One Year Ago Today........
Today marks the 1 year anniversary of my younger brothers death. Wow, that went by fast. Seems like just about four months ago. Guess that means I'm gettin' old.
I must say I haven't been a very good brother to Ted. I haven't contacted his family at all. I received a phone call from his widow on my birthday in March, and she spoke with my wife and later when I tried to call her back, I got Ted's daughter Lisa. Don't know if she passed along the message. I also haven't spoken with my older sister at all. Been trying to patch things up with my older brother here and there. Not working too hard at it though, just kind of letting things ride, or maybe "slip away." Been trying to work things out with my younger sister too, we spoke on the phone yesterday! She is doing better.
So, what am I waiting for? Don't know, maybe I'm tired of stepping in it. My older brother John told me that when you give and the more you give, the easier and harder you get hurt. My cousin recently told me that I am considered self righteous by my brothers and sisters. Because I believe in Jesus Christ as my Lord and Savior and because I don't always live out what others believe to be a Christian walk or lifestyle.

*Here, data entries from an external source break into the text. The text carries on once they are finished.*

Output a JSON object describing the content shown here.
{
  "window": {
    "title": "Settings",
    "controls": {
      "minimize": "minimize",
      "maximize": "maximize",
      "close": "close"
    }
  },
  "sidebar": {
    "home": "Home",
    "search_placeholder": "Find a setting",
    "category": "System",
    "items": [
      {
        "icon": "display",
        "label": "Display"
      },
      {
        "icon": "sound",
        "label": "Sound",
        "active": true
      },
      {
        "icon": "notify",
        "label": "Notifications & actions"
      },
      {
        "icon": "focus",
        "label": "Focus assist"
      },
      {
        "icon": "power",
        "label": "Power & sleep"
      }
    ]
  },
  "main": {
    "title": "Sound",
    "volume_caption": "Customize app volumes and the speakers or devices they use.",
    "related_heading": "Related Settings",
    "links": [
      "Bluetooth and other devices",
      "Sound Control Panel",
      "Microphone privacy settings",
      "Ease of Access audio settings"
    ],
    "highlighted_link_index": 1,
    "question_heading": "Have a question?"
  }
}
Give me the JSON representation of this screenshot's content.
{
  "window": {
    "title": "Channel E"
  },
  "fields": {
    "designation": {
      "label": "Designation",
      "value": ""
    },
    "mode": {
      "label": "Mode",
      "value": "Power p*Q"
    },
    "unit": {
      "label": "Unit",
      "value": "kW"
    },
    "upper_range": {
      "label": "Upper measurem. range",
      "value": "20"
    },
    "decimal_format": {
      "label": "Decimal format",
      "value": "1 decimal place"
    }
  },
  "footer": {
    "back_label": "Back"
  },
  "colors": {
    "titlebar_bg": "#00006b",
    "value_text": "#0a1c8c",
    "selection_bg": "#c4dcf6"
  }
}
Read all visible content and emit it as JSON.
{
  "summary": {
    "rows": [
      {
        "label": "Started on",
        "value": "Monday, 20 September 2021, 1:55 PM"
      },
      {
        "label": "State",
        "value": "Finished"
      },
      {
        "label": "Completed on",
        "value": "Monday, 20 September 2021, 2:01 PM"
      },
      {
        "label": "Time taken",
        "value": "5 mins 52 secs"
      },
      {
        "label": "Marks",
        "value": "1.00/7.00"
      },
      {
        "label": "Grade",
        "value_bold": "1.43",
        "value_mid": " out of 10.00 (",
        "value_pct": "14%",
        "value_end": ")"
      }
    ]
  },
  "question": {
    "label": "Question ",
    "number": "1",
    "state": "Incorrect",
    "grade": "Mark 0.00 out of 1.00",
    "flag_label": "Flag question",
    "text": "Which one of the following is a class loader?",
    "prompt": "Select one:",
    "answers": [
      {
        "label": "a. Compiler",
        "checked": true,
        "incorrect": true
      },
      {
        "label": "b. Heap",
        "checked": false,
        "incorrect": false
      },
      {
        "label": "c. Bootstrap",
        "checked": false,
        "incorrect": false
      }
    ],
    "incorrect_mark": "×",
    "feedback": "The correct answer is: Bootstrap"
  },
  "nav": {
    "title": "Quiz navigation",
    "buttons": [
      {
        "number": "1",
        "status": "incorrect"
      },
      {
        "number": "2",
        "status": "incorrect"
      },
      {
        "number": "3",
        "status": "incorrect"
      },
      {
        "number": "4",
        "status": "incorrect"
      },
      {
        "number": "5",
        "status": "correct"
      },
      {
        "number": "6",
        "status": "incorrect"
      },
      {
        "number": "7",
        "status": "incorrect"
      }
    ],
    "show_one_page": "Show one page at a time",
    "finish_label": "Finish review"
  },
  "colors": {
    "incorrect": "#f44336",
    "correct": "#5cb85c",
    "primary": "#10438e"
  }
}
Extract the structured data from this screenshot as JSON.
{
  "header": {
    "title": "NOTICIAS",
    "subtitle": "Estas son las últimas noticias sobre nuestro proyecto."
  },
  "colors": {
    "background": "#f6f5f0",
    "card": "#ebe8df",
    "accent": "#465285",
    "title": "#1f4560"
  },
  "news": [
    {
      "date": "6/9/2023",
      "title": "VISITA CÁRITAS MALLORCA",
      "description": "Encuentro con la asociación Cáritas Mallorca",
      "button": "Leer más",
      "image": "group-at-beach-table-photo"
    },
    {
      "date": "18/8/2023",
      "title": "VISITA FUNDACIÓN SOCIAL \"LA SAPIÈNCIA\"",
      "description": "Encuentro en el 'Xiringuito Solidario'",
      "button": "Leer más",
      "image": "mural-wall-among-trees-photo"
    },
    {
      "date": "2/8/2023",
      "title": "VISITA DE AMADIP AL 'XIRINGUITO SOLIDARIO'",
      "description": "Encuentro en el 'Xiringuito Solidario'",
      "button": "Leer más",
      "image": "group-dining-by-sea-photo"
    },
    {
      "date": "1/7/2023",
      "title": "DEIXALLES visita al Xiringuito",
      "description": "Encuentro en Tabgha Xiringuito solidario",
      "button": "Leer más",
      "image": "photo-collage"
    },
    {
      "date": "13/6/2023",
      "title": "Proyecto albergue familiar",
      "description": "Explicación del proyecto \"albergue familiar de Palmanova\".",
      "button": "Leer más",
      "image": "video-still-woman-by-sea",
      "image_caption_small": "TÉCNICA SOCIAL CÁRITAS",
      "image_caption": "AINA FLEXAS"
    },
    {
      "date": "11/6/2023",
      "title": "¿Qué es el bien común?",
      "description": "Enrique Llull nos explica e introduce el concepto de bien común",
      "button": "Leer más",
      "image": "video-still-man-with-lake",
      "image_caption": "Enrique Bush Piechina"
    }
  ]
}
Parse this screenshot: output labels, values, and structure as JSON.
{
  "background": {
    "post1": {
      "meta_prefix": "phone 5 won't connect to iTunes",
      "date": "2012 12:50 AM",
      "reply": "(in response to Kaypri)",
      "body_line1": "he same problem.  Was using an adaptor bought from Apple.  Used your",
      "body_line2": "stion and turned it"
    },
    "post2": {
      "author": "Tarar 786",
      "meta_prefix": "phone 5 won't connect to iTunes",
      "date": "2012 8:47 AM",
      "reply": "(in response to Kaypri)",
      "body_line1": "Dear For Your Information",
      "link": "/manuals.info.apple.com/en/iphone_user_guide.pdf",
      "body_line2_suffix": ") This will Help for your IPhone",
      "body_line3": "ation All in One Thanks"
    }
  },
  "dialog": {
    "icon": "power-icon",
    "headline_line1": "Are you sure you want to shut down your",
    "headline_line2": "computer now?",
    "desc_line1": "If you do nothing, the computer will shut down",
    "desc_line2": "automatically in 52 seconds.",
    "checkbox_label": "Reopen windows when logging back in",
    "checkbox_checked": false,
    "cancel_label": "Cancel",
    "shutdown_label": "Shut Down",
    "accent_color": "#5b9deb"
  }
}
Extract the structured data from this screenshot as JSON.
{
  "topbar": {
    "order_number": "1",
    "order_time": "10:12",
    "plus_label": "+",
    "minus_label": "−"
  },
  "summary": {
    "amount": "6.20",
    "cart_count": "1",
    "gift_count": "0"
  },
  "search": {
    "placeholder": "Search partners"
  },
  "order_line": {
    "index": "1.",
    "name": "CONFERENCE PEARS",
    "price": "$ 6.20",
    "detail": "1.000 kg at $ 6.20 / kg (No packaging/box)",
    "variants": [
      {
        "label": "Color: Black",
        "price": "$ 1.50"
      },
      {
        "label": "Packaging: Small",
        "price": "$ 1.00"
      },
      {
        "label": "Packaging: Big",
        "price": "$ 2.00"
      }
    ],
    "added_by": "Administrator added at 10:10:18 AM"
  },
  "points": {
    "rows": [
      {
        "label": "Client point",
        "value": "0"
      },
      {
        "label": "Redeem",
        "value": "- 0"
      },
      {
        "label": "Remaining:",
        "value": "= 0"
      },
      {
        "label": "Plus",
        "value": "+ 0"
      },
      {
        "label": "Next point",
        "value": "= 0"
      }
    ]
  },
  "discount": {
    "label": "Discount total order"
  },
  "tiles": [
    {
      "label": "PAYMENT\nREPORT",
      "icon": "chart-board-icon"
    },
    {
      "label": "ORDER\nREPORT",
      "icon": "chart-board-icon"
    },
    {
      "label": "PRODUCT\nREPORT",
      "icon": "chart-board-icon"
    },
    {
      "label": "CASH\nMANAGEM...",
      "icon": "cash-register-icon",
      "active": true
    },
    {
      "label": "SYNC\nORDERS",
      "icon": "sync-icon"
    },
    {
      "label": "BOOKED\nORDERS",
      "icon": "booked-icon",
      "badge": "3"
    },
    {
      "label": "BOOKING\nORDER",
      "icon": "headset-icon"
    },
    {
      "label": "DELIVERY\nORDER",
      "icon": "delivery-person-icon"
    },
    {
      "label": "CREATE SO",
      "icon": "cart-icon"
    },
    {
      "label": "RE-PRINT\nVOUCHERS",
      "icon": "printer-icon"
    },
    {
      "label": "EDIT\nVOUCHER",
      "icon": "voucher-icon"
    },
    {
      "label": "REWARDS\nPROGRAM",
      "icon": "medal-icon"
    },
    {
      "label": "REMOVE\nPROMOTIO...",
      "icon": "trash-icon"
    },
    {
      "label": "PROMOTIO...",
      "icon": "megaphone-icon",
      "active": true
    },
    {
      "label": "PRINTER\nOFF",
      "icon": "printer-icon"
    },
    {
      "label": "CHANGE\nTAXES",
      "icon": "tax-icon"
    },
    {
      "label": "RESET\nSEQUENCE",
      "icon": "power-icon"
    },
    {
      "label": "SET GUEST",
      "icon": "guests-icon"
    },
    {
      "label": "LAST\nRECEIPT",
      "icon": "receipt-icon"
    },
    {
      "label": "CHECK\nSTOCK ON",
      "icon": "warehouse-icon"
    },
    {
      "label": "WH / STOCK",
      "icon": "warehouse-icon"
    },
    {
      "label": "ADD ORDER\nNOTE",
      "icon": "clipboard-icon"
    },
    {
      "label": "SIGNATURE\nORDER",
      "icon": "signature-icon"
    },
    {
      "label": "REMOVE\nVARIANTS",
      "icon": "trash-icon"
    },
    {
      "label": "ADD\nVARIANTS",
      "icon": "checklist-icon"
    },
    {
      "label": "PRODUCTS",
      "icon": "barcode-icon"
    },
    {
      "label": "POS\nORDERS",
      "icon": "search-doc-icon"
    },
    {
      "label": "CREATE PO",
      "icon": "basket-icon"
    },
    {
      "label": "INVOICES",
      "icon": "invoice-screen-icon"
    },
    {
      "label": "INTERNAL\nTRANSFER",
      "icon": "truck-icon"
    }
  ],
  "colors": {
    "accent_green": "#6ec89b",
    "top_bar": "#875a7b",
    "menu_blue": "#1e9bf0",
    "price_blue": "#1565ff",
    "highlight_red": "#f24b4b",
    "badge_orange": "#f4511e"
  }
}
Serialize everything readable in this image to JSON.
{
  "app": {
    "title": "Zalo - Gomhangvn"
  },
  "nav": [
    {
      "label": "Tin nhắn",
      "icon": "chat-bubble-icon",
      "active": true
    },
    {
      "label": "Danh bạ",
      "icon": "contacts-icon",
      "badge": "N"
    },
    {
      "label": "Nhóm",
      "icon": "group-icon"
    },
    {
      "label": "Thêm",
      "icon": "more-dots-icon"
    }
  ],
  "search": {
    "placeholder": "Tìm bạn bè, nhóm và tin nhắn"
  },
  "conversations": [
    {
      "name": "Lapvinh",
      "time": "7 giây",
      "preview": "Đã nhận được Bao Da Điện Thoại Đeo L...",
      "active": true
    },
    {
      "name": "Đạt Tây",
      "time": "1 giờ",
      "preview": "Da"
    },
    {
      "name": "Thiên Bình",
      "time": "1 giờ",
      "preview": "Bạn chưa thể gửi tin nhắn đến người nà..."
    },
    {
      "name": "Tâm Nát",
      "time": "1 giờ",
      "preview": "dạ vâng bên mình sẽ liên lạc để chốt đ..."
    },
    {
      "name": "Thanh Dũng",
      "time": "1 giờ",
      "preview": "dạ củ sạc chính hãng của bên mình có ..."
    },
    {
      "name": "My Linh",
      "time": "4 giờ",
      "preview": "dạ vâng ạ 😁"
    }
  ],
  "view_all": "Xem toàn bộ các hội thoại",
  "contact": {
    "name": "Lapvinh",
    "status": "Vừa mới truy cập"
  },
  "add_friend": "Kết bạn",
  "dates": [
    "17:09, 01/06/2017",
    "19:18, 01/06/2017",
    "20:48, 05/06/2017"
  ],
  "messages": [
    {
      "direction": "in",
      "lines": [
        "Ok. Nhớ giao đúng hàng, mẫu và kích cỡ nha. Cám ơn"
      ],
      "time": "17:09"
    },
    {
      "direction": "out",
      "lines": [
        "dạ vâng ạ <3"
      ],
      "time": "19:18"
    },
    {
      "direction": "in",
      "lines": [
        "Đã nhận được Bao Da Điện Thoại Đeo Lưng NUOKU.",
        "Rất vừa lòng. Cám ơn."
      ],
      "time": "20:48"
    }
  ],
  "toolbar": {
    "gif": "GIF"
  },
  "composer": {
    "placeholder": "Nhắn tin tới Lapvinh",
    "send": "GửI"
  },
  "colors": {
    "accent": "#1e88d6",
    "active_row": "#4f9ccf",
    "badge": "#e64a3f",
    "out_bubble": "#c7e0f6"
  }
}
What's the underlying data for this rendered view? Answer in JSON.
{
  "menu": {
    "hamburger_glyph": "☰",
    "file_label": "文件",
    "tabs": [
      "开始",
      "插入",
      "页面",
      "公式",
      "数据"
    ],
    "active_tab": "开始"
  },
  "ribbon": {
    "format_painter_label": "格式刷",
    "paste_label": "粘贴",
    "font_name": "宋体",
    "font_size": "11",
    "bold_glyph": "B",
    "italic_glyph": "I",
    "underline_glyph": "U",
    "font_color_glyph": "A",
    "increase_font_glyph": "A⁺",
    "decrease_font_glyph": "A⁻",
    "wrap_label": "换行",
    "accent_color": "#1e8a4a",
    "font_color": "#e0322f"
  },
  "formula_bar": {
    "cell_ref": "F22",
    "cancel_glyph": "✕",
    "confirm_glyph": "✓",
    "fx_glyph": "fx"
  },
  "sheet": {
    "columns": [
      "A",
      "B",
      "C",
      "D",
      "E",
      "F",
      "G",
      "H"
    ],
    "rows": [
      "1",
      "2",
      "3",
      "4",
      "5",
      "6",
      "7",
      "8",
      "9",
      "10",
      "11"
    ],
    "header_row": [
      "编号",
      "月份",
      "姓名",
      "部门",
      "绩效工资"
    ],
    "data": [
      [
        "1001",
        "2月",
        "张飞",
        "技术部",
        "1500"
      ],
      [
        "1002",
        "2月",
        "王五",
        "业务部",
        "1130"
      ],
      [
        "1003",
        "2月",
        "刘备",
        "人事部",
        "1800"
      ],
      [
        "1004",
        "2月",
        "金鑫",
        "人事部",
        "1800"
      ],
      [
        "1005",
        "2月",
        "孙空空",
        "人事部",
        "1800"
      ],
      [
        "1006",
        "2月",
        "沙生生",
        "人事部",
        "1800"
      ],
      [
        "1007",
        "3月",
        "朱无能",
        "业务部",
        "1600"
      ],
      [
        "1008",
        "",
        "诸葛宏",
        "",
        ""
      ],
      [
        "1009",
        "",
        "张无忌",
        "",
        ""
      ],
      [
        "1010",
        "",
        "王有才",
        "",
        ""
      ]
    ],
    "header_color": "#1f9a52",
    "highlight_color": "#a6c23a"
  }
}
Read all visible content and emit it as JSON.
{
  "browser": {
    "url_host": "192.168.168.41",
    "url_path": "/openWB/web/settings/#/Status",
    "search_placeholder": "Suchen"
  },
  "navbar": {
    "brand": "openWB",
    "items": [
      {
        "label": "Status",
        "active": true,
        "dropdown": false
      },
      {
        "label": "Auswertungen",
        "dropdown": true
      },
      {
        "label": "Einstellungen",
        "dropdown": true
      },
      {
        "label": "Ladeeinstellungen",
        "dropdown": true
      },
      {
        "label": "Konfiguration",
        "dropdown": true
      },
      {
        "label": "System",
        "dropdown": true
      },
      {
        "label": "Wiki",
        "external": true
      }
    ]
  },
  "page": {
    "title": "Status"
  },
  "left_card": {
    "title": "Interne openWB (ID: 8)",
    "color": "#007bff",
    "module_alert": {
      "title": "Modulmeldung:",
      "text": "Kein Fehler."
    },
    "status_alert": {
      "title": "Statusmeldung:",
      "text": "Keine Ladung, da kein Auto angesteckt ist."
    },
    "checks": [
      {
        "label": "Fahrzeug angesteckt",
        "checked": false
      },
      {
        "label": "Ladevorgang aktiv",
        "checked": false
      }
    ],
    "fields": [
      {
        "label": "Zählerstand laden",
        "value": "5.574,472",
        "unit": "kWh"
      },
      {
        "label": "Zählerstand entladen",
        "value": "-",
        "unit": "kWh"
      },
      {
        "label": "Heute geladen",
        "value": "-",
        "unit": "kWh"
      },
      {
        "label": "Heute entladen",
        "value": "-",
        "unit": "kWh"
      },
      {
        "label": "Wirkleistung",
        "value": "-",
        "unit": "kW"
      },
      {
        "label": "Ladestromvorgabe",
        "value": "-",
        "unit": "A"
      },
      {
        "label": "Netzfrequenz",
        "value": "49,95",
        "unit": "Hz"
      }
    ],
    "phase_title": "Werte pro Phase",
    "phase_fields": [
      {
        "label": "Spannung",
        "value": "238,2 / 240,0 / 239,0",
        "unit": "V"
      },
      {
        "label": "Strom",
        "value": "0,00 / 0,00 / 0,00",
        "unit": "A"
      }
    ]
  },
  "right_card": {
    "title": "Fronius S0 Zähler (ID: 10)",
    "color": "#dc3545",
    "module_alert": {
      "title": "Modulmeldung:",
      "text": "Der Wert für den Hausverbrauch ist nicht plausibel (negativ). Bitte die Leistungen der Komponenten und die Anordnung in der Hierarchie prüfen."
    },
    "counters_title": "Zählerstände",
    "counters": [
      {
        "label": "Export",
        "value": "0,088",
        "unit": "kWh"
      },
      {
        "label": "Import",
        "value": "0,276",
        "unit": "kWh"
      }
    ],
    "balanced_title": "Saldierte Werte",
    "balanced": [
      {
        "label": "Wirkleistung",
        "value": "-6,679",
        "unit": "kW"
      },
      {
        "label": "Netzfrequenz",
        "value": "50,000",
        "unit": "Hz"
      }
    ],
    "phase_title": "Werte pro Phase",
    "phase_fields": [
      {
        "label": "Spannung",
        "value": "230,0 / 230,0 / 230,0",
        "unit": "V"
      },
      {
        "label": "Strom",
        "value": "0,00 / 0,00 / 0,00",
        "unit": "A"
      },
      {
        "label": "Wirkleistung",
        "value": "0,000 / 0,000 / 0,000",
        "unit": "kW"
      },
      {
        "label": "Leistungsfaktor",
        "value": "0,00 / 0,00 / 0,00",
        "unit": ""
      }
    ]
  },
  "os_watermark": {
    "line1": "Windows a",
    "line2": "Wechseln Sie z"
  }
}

I guess many people don't really understand what being a Christian is. People think that you have to be perfect to be a Christian, I find this funny in a sort of sad sort of way. Just the opposite is true. Christ didn't die on a tree for perfect people. He died for us sinners so that we could come to know Him and spend eternity with God.
My walk is a work in progress, I am a work in progress. Two steps forward and one step back. Sometimes I really mess up and take three or four steps back...
Thank God He sent Jesus to stand in my stead on that judgement day!
Don't really know why I went off on this vein when I wanted to write about my little bro....
Guess I am a bit scattered.
To anyone I know that is reading this,
I love you!
But more importantly,
Jesus loves you even more than I could ever.
1 Comments:
Hey brother, kinda belated I know. I just wanted to give you the thumbs up for trying. Doing nothing is so much easier in a situation like this. I am proud of you from putting out some feelers with your siblings. As you know from the loss of your brother (I know that pain as well) we get 'em for too short a time as it is - we ought to make the best of it. Love to you pal, and thanks for all the work you do on the blog - great to see you today at the Dan Garrett lecture!